La Femme au Théâtre Fairmount de Montréal

Ce monde où le sextuor donne du plaisir

Publié le 24 octobre 2016 par Benjamin Le Bonniec

Crédit photo : Universal Music France

L’atmosphère chaleureuse ressentie vendredi soir à l’étage du Théâtre Fairmount tranchait avec la pluie diluvienne qui s’abattait sur la ville. La Femme, trois mois après sa prestation aux Francos, s’affichait intimement dans la salle du Mile-End procurant moult sensations au public désormais bien fourni de l’étendard actuel de la nouvelle scène hexagonale. Malgré une sono catastrophique, les turbulents et énigmatiques Français ont délivré une prestation vivifiante et décomplexée comme le présageaient les échos venus d’outre-Atlantique depuis la sortie du nouvel album. Retour sur une soirée emballante et miraculeusement anachronique qui a rapidement fait oublier la grisaille contextuelle française et celle qui régnait à l’extérieur.

Comme la plupart du temps, c’est par un «La Femme vous procure du plaisir» que Marlon abordait cette date montréalaise. Un concert de plus, vous me direz, après celui offert il y a à peine trois mois dans le Quartier des spectacles, mais ce qu’il faut savoir c’est, qu’entre temps, le groupe a pris une tout autre stature. La Femme est revenu en septembre avec Mystère, un second opus en carrière qui sonne comme celui de la confirmation, mais affirme surtout le groupe comme incarnant à lui seul l’avenir du rock français.

La femme toujours à l’affût

Après une vaste tournée estivale, La Femme a pris savamment le tournant de la rentrée et quand Sacha Got, Marlon Magnée, Clémence Quélennec, Noé Delmas et Lucas Nunez sont montés sur la scène, des tonnerres d’applaudissements vrombissaient dans toute la salle. Entamant «Sphynx» dans un désordre déjà mal contenu, les claviers et fortes guitares donnaient le ton d’une soirée bruyante mais délirante. La voix de Marlon se perdait alors dans cette cacophonie lo-fi jusqu’à se demander ce que le tech de son avait bien pu manigancer derrière sa console.

Au bout du compte, la salle était déjà sur orbite et, après cette première «danse sous acide» tonitruante, Marlon poursuivait vainement avec l’entêtante «Packshock», une virée express dans la nuit moscovite issue de l’album Psycho Tropical Berlin, celui qui a mené La Femme vers les hauteurs de la nouvelle scène rock française. La médiocrité du son sortant des enceintes de tout le théâtre n’empêchait pas l’énigmatique collectif masculin-féminin de poursuivre. Et il était déjà venu le temps d’entendre ce qui pourrait rapidement devenir l’un des hymnes d’une jeunesse débridée désireuse d’en terminer avec les désillusions de notre époque.

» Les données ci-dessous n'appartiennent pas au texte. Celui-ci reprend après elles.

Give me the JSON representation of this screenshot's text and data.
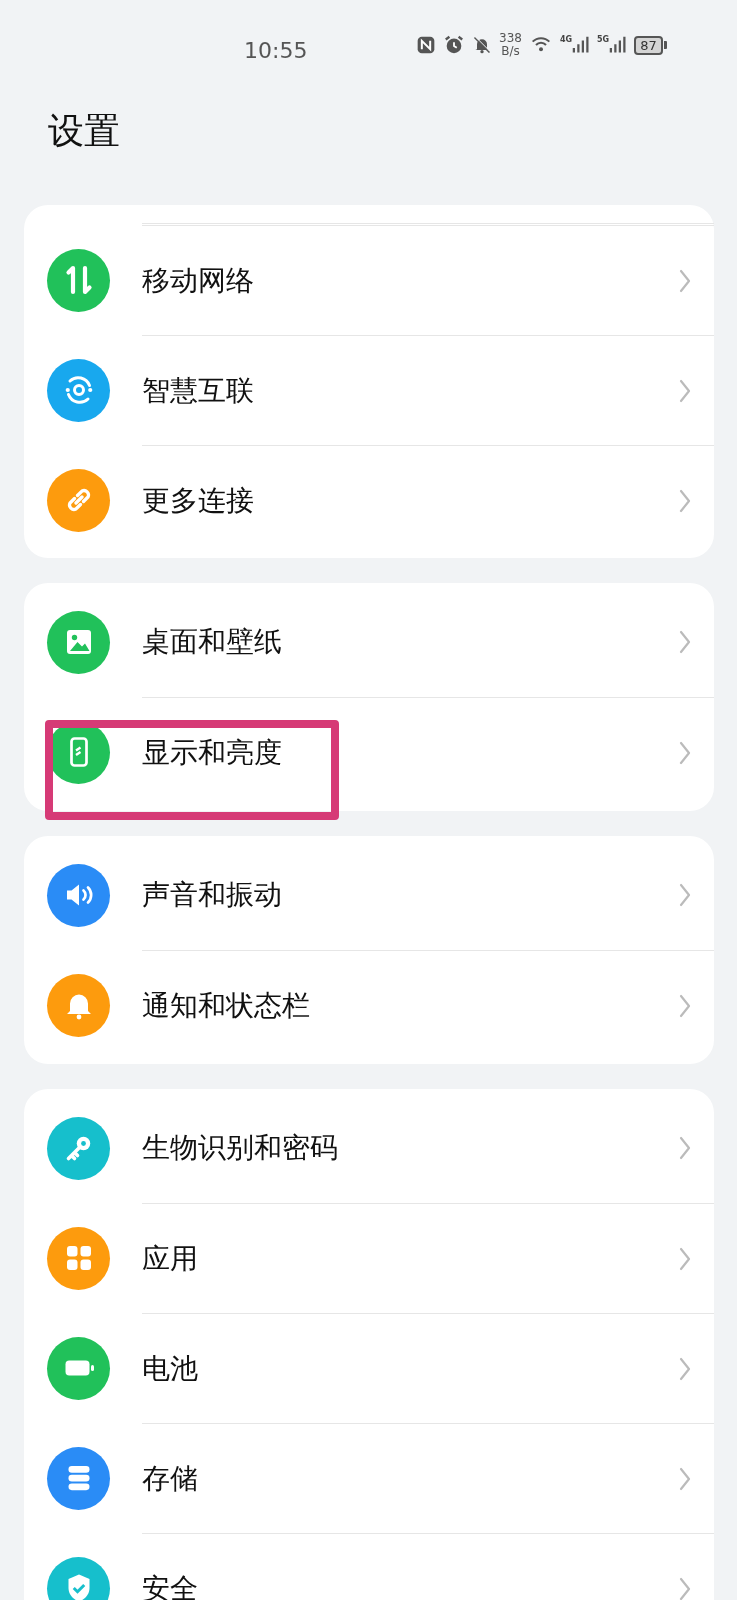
{
  "status_bar": {
    "time": "10:55",
    "speed_value": "338",
    "speed_unit": "B/s",
    "network_1": "4G",
    "network_2": "5G",
    "battery": "87"
  },
  "title": "设置",
  "groups": [
    {
      "top_divider": true,
      "items": [
        {
          "label": "移动网络",
          "color": "#21c15a"
        },
        {
          "label": "智慧互联",
          "color": "#18a8ee"
        },
        {
          "label": "更多连接",
          "color": "#fd9b0d"
        }
      ]
    },
    {
      "top_divider": false,
      "items": [
        {
          "label": "桌面和壁纸",
          "color": "#21c15a"
        },
        {
          "label": "显示和亮度",
          "color": "#21c15a",
          "highlighted": true
        }
      ]
    },
    {
      "top_divider": false,
      "items": [
        {
          "label": "声音和振动",
          "color": "#2a8cf6"
        },
        {
          "label": "通知和状态栏",
          "color": "#fd9b0d"
        }
      ]
    },
    {
      "top_divider": false,
      "items": [
        {
          "label": "生物识别和密码",
          "color": "#16bfcc"
        },
        {
          "label": "应用",
          "color": "#fd9b0d"
        },
        {
          "label": "电池",
          "color": "#21c15a"
        },
        {
          "label": "存储",
          "color": "#2a8cf6"
        },
        {
          "label": "安全",
          "color": "#16bfcc"
        }
      ]
    }
  ]
}
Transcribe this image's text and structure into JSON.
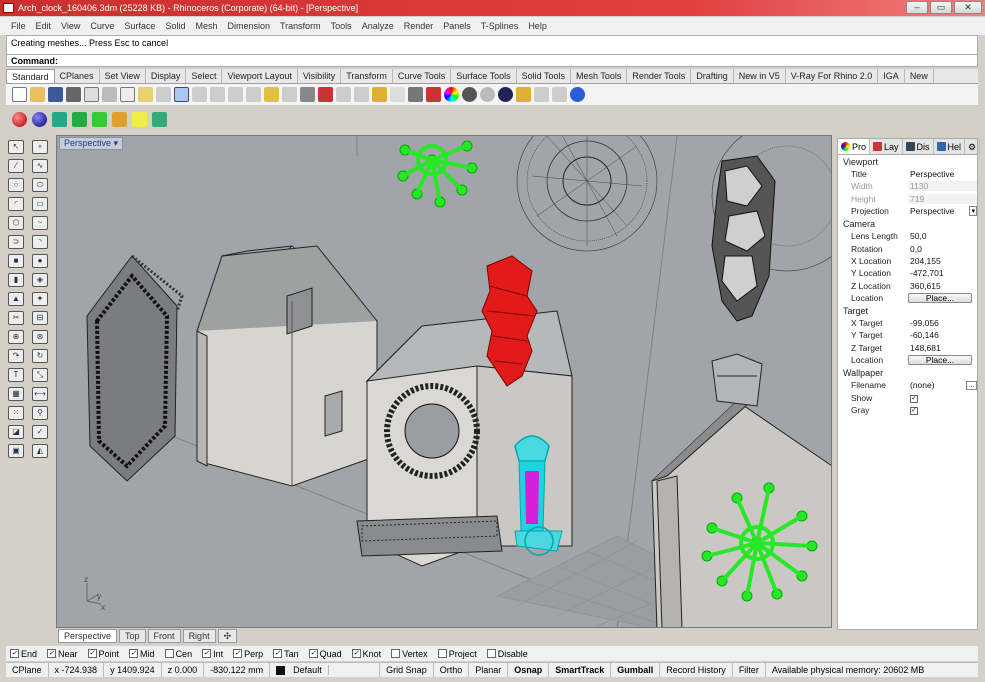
{
  "window": {
    "title": "Arch_clock_160406.3dm (25228 KB) - Rhinoceros (Corporate) (64-bit) - [Perspective]",
    "buttons": [
      "–",
      "▭",
      "✕"
    ]
  },
  "menu": [
    "File",
    "Edit",
    "View",
    "Curve",
    "Surface",
    "Solid",
    "Mesh",
    "Dimension",
    "Transform",
    "Tools",
    "Analyze",
    "Render",
    "Panels",
    "T-Splines",
    "Help"
  ],
  "command": {
    "history": "Creating meshes... Press Esc to cancel",
    "prompt": "Command:"
  },
  "toolbar_tabs": [
    "Standard",
    "CPlanes",
    "Set View",
    "Display",
    "Select",
    "Viewport Layout",
    "Visibility",
    "Transform",
    "Curve Tools",
    "Surface Tools",
    "Solid Tools",
    "Mesh Tools",
    "Render Tools",
    "Drafting",
    "New in V5",
    "V-Ray For Rhino 2.0",
    "IGA",
    "New"
  ],
  "viewport": {
    "name": "Perspective",
    "tabs": [
      "Perspective",
      "Top",
      "Front",
      "Right"
    ],
    "add": "✣",
    "axes": {
      "z": "z",
      "y": "y",
      "x": "x"
    }
  },
  "panel": {
    "tabs": [
      "Pro",
      "Lay",
      "Dis",
      "Hel"
    ],
    "viewport_header": "Viewport",
    "viewport": [
      {
        "k": "Title",
        "v": "Perspective"
      },
      {
        "k": "Width",
        "v": "1130"
      },
      {
        "k": "Height",
        "v": "719"
      },
      {
        "k": "Projection",
        "v": "Perspective"
      }
    ],
    "camera_header": "Camera",
    "camera": [
      {
        "k": "Lens Length",
        "v": "50,0"
      },
      {
        "k": "Rotation",
        "v": "0,0"
      },
      {
        "k": "X Location",
        "v": "204,155"
      },
      {
        "k": "Y Location",
        "v": "-472,701"
      },
      {
        "k": "Z Location",
        "v": "360,615"
      },
      {
        "k": "Location",
        "v": "Place..."
      }
    ],
    "target_header": "Target",
    "target": [
      {
        "k": "X Target",
        "v": "-99,056"
      },
      {
        "k": "Y Target",
        "v": "-60,146"
      },
      {
        "k": "Z Target",
        "v": "148,681"
      },
      {
        "k": "Location",
        "v": "Place..."
      }
    ],
    "wallpaper_header": "Wallpaper",
    "wallpaper": [
      {
        "k": "Filename",
        "v": "(none)"
      },
      {
        "k": "Show",
        "v": "✓"
      },
      {
        "k": "Gray",
        "v": "✓"
      }
    ]
  },
  "osnap": [
    {
      "label": "End",
      "checked": true
    },
    {
      "label": "Near",
      "checked": true
    },
    {
      "label": "Point",
      "checked": true
    },
    {
      "label": "Mid",
      "checked": true
    },
    {
      "label": "Cen",
      "checked": false
    },
    {
      "label": "Int",
      "checked": true
    },
    {
      "label": "Perp",
      "checked": true
    },
    {
      "label": "Tan",
      "checked": true
    },
    {
      "label": "Quad",
      "checked": true
    },
    {
      "label": "Knot",
      "checked": true
    },
    {
      "label": "Vertex",
      "checked": false
    },
    {
      "label": "Project",
      "checked": false
    },
    {
      "label": "Disable",
      "checked": false
    }
  ],
  "status": {
    "cplane": "CPlane",
    "x": "x -724.938",
    "y": "y 1409.924",
    "z": "z 0.000",
    "dist": "-830.122 mm",
    "layer": "Default",
    "grid_snap": "Grid Snap",
    "ortho": "Ortho",
    "planar": "Planar",
    "osnap": "Osnap",
    "smarttrack": "SmartTrack",
    "gumball": "Gumball",
    "record_history": "Record History",
    "filter": "Filter",
    "memory": "Available physical memory: 20602 MB"
  },
  "colors": {
    "viewport_bg": "#a1a4a9",
    "selected_green": "#27e827",
    "red_object": "#e21a1a",
    "cyan_object": "#1ed3e0",
    "magenta": "#d81fd8"
  }
}
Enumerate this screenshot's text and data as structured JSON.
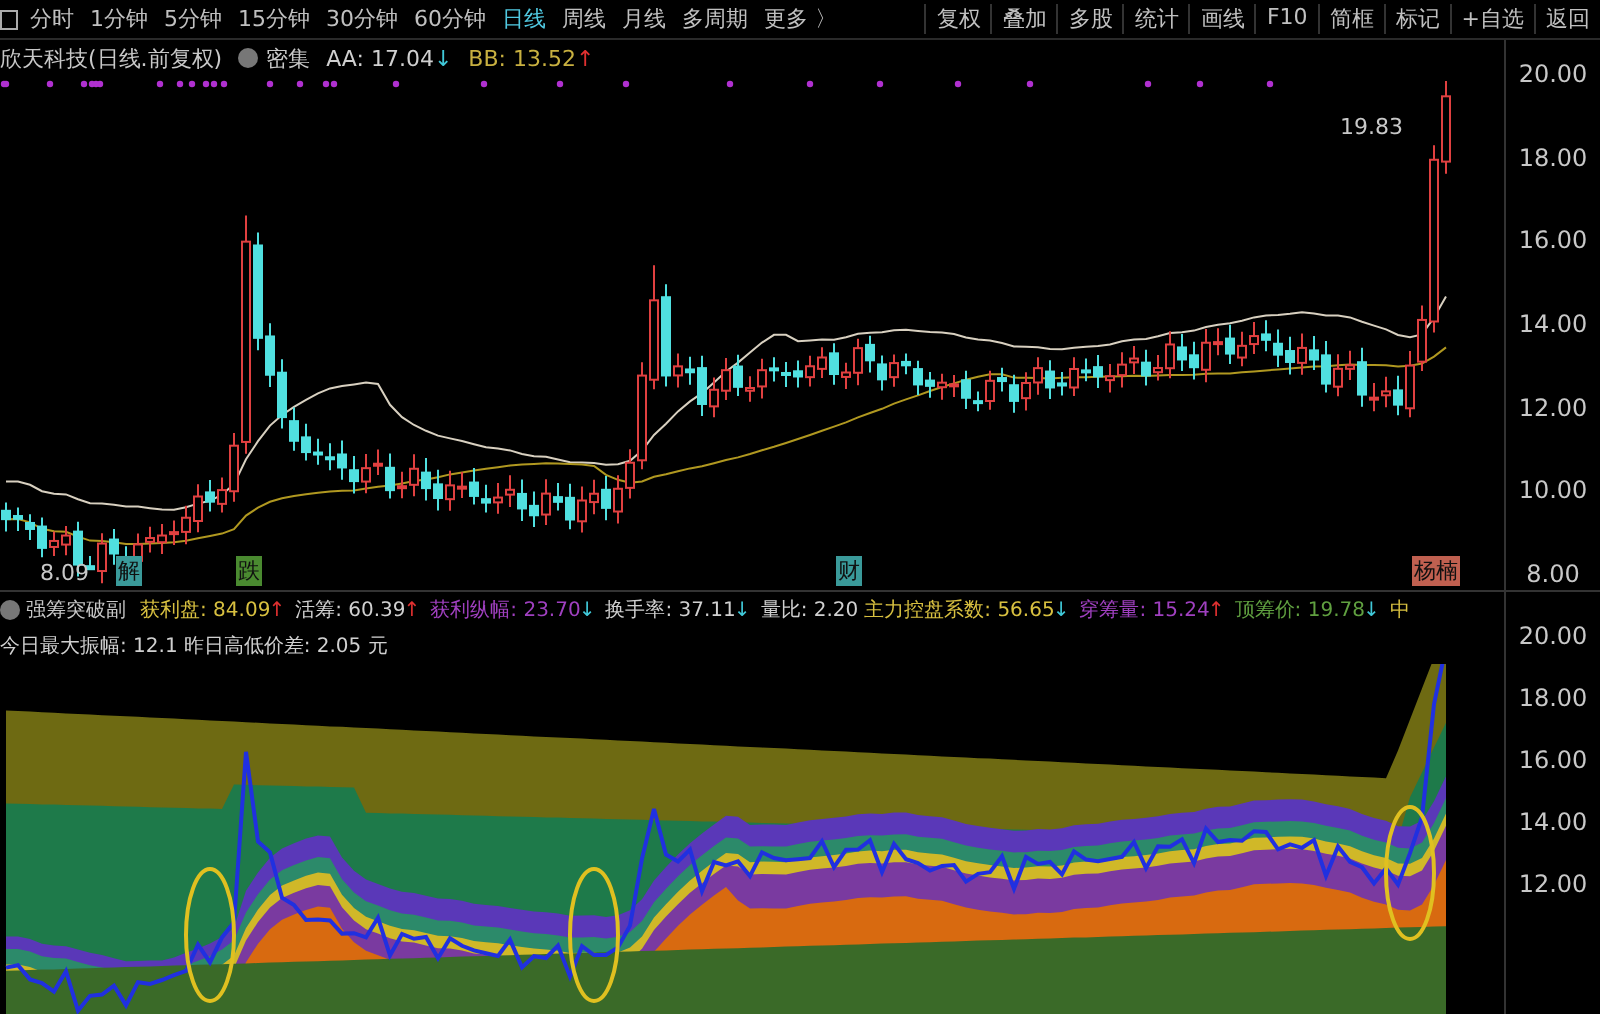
{
  "toolbar": {
    "periods": [
      {
        "label": "分时",
        "selected": false
      },
      {
        "label": "1分钟",
        "selected": false
      },
      {
        "label": "5分钟",
        "selected": false
      },
      {
        "label": "15分钟",
        "selected": false
      },
      {
        "label": "30分钟",
        "selected": false
      },
      {
        "label": "60分钟",
        "selected": false
      },
      {
        "label": "日线",
        "selected": true
      },
      {
        "label": "周线",
        "selected": false
      },
      {
        "label": "月线",
        "selected": false
      },
      {
        "label": "多周期",
        "selected": false
      },
      {
        "label": "更多 〉",
        "selected": false
      }
    ],
    "actions": [
      "复权",
      "叠加",
      "多股",
      "统计",
      "画线",
      "F10",
      "简框",
      "标记",
      "+自选",
      "返回"
    ]
  },
  "main_chart": {
    "title": "欣天科技(日线.前复权)",
    "indicator": "密集",
    "legend": [
      {
        "label": "AA: 17.04",
        "arrow": "↓",
        "rising": false,
        "color": "#d0d0d0"
      },
      {
        "label": "BB: 13.52",
        "arrow": "↑",
        "rising": true,
        "color": "#c8b040"
      }
    ],
    "price_labels": [
      {
        "kind": "high",
        "text": "19.83"
      },
      {
        "kind": "low",
        "text": "8.09"
      }
    ],
    "markers": [
      {
        "text": "解",
        "color": "#3a9a9a"
      },
      {
        "text": "跌",
        "color": "#4a8a30"
      },
      {
        "text": "财",
        "color": "#3a9a9a"
      },
      {
        "text": "杨楠",
        "color": "#c06050"
      }
    ],
    "axis": [
      "20.00",
      "18.00",
      "16.00",
      "14.00",
      "12.00",
      "10.00",
      "8.00"
    ]
  },
  "sub_chart": {
    "title": "强筹突破副",
    "legend": [
      {
        "label": "获利盘: 84.09",
        "arrow": "↑",
        "rising": true,
        "color": "#d8c040"
      },
      {
        "label": "活筹: 60.39",
        "arrow": "↑",
        "rising": true,
        "color": "#d0d0d0"
      },
      {
        "label": "获利纵幅: 23.70",
        "arrow": "↓",
        "rising": false,
        "color": "#a040c0"
      },
      {
        "label": "换手率: 37.11",
        "arrow": "↓",
        "rising": false,
        "color": "#d0d0d0"
      },
      {
        "label": "量比: 2.20",
        "color": "#d0d0d0"
      },
      {
        "label": "主力控盘系数: 56.65",
        "arrow": "↓",
        "rising": false,
        "color": "#d8c040"
      },
      {
        "label": "穿筹量: 15.24",
        "arrow": "↑",
        "rising": true,
        "color": "#a040c0"
      },
      {
        "label": "顶筹价: 19.78",
        "arrow": "↓",
        "rising": false,
        "color": "#60a040"
      },
      {
        "label": "中",
        "color": "#d8c040"
      }
    ],
    "notes": [
      "今日最大振幅: 12.1",
      "昨日高低价差: 2.05 元"
    ],
    "axis": [
      "20.00",
      "18.00",
      "16.00",
      "14.00",
      "12.00"
    ]
  }
}
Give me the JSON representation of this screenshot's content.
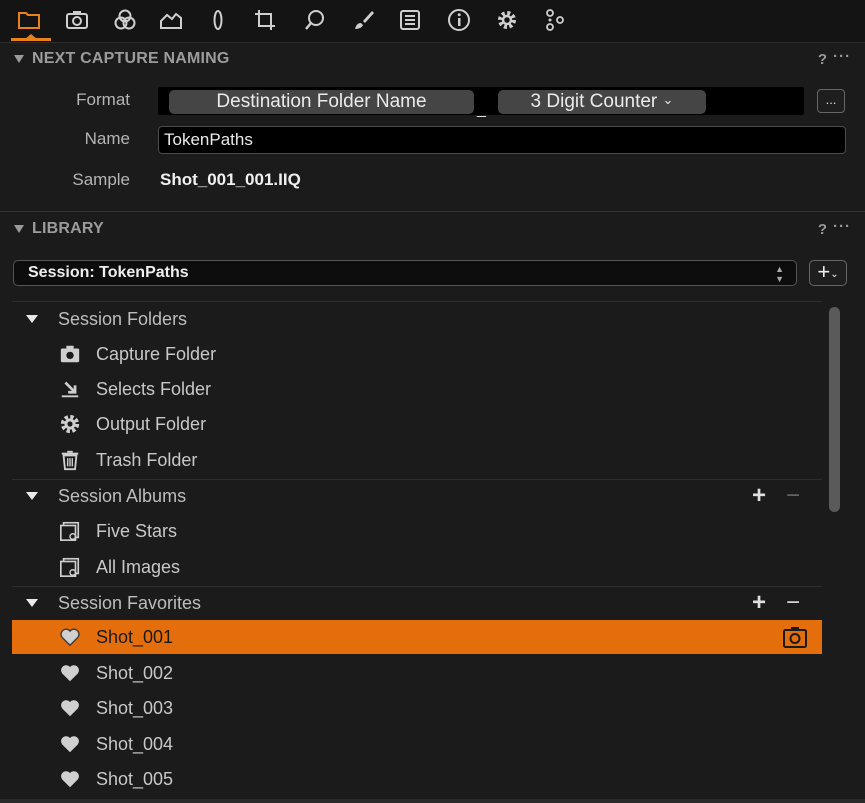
{
  "toolbar": {
    "icons": [
      "folder-icon",
      "camera-icon",
      "color-circles-icon",
      "exposure-icon",
      "lens-icon",
      "crop-icon",
      "search-icon",
      "brush-icon",
      "list-icon",
      "info-icon",
      "gear-icon",
      "nodes-icon"
    ],
    "active": "folder-icon",
    "accent": "#e8801d"
  },
  "naming": {
    "title": "NEXT CAPTURE NAMING",
    "help": "?",
    "more": "···",
    "format_label": "Format",
    "tokens": [
      "Destination Folder Name",
      "3 Digit Counter"
    ],
    "token_separator": "_",
    "token_dropdown": "⌄",
    "dots_label": "...",
    "name_label": "Name",
    "name_value": "TokenPaths",
    "sample_label": "Sample",
    "sample_value": "Shot_001_001.IIQ"
  },
  "library": {
    "title": "LIBRARY",
    "help": "?",
    "more": "···",
    "session_select": "Session: TokenPaths",
    "add_label": "+",
    "add_caret": "⌄",
    "folders": {
      "title": "Session Folders",
      "items": [
        {
          "label": "Capture Folder",
          "icon": "camera-icon"
        },
        {
          "label": "Selects Folder",
          "icon": "selects-icon"
        },
        {
          "label": "Output Folder",
          "icon": "gear-icon"
        },
        {
          "label": "Trash Folder",
          "icon": "trash-icon"
        }
      ]
    },
    "albums": {
      "title": "Session Albums",
      "plus": "+",
      "minus": "−",
      "items": [
        {
          "label": "Five Stars",
          "icon": "smart-album-icon"
        },
        {
          "label": "All Images",
          "icon": "smart-album-icon"
        }
      ]
    },
    "favorites": {
      "title": "Session Favorites",
      "plus": "+",
      "minus": "−",
      "selected_color": "#e56e0c",
      "items": [
        {
          "label": "Shot_001",
          "icon": "heart-icon",
          "selected": true
        },
        {
          "label": "Shot_002",
          "icon": "heart-icon"
        },
        {
          "label": "Shot_003",
          "icon": "heart-icon"
        },
        {
          "label": "Shot_004",
          "icon": "heart-icon"
        },
        {
          "label": "Shot_005",
          "icon": "heart-icon"
        }
      ]
    }
  }
}
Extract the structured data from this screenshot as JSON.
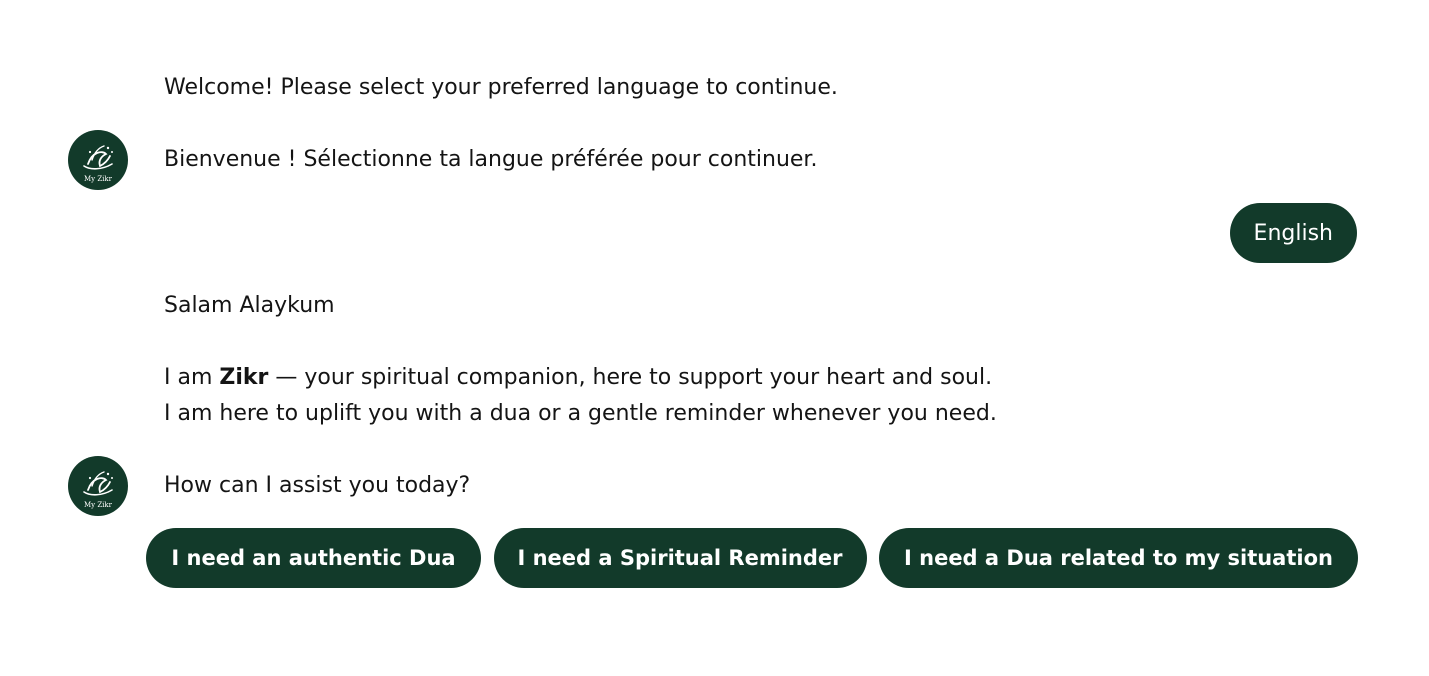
{
  "conversation": {
    "message1": {
      "line_en": "Welcome! Please select your preferred language to continue.",
      "line_fr": "Bienvenue ! Sélectionne ta langue préférée pour continuer."
    },
    "user_reply": "English",
    "message2": {
      "greeting": "Salam Alaykum",
      "intro_prefix": "I am ",
      "intro_name": "Zikr",
      "intro_suffix": " — your spiritual companion, here to support your heart and soul.",
      "uplift": "I am here to uplift you with a dua or a gentle reminder whenever you need.",
      "question": "How can I assist you today?"
    },
    "options": [
      "I need an authentic Dua",
      "I need a Spiritual Reminder",
      "I need a Dua related to my situation"
    ]
  },
  "avatar": {
    "label": "My Zikr",
    "icon": "myzikr-logo-icon",
    "background": "#123a2a"
  },
  "colors": {
    "accent": "#123a2a",
    "text": "#141414",
    "button_text": "#ffffff"
  }
}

«Où va le monde», entonnée par le duo originel du groupe, les deux amis basques Marlon et Sacha, était repris par une large partie du public. Marqueur d’une popularité ayant dépassée les simples frontières de l’hexagone, ce morceau révèle la fougue d’une formation combinant admirablement l’insouciance toxique de leurs amusements à l’intelligence artistique de leur parcours singulier sur les chemins de l’avant-garde musicale française, cuvée 2016.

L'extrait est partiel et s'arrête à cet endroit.